Third, Gayo Lues, with forest cover loss of 6,773 hectares (17.1%). Most of the losses in this region come from natural factors (6,501 hectares), but still shows the high vulnerability of the landscape to hydrometeorological disasters when forest cover has been degraded.
On the other hand, in 2025, the Rawa Singkil Wildlife Sanctuary (SM) area will again experience an increase in forest cover loss of 7.5% compared to the 425 hectares that occurred in 2024.
This finding is an indication based on verified data and field work., not merely a national statistical claim. The concentration of forest cover loss in these districts shows that pressure on Aceh’s forests is structural and localized, not incidental.
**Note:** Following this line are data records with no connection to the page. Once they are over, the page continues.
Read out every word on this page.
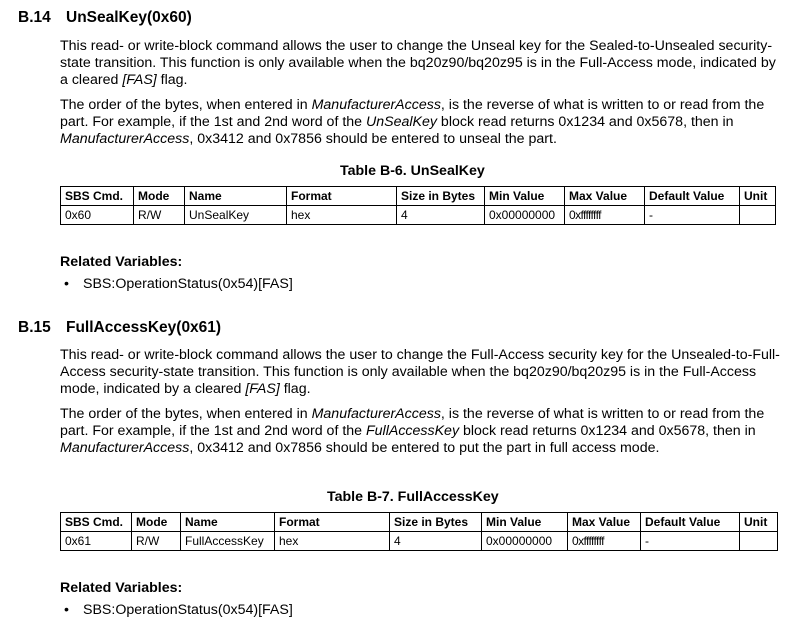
B.14 UnSealKey(0x60)

This read- or write-block command allows the user to change the Unseal key for the Sealed-to-Unsealed security-state transition. This function is only available when the bq20z90/bq20z95 is in the Full-Access mode, indicated by a cleared [FAS] flag.

The order of the bytes, when entered in ManufacturerAccess, is the reverse of what is written to or read from the part. For example, if the 1st and 2nd word of the UnSealKey block read returns 0x1234 and 0x5678, then in ManufacturerAccess, 0x3412 and 0x7856 should be entered to unseal the part.

Table B-6. UnSealKey

SBS Cmd.	Mode	Name	Format	Size in Bytes	Min Value	Max Value	Default Value	Unit
0x60	R/W	UnSealKey	hex	4	0x00000000	0xffffffff	-	

Related Variables:

• SBS:OperationStatus(0x54)[FAS]

B.15 FullAccessKey(0x61)

This read- or write-block command allows the user to change the Full-Access security key for the Unsealed-to-Full-Access security-state transition. This function is only available when the bq20z90/bq20z95 is in the Full-Access mode, indicated by a cleared [FAS] flag.

The order of the bytes, when entered in ManufacturerAccess, is the reverse of what is written to or read from the part. For example, if the 1st and 2nd word of the FullAccessKey block read returns 0x1234 and 0x5678, then in ManufacturerAccess, 0x3412 and 0x7856 should be entered to put the part in full access mode.

Table B-7. FullAccessKey

SBS Cmd.	Mode	Name	Format	Size in Bytes	Min Value	Max Value	Default Value	Unit
0x61	R/W	FullAccessKey	hex	4	0x00000000	0xffffffff	-	

Related Variables:

• SBS:OperationStatus(0x54)[FAS]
According to the analysis, the major disaster that will occur in Sumatra in late 2025 will not be an isolated natural event, but rather the result of accumulated forest destruction over the past two decades. As forests continue to weaken, the landscape loses its ecological resilience, and disaster becomes a predictable consequence.
The findings on Aceh’s forest cover loss by 2025 demonstrate that forest protection cannot be separated from the disaster risk reduction agenda. Without serious improvements in forest governance and law enforcement, pressure on Aceh’s forests could continue, along with the increasing risk of flooding, landslides, and ecological crises.
Top Recommendations
To halt the rate of forest cover loss and reduce the risk of ecological disaster in Aceh, the following steps are needed:
- Law enforcement based on organized economic crime with a follow the money approach and the implementation of money laundering (TPPU) crimes to target financiers and main beneficiaries, not just field actors.
- Integration and transparency of permits, including review of problematic permits, integration of forestry and plantation data, and openness of active permit maps to the public.
- Audit the wood supply chain from upstream to downstream, by requiring the industry to disclose raw material sources and implement a transparent and verifiable tracking system.
- Protection of indigenous communities and prevention of land conflicts, through the application of the principle of free, prior and informed consent (FPIC) and the cessation of criminalization of citizens.
- Mitigation of ecological disasters based on spatial planning and restoration, including accelerating the ratification of the Leuser Ecosystem Area spatial planning, accommodating the Leuser Ecosystem Area in the Provincial and District Spatial Plans, restoration of forest and peat areas, and strengthening the early warning system.
Without these steps, Aceh’s forest cover loss risks continuing and deepening an ecological crisis whose impacts will be felt far beyond Aceh itself.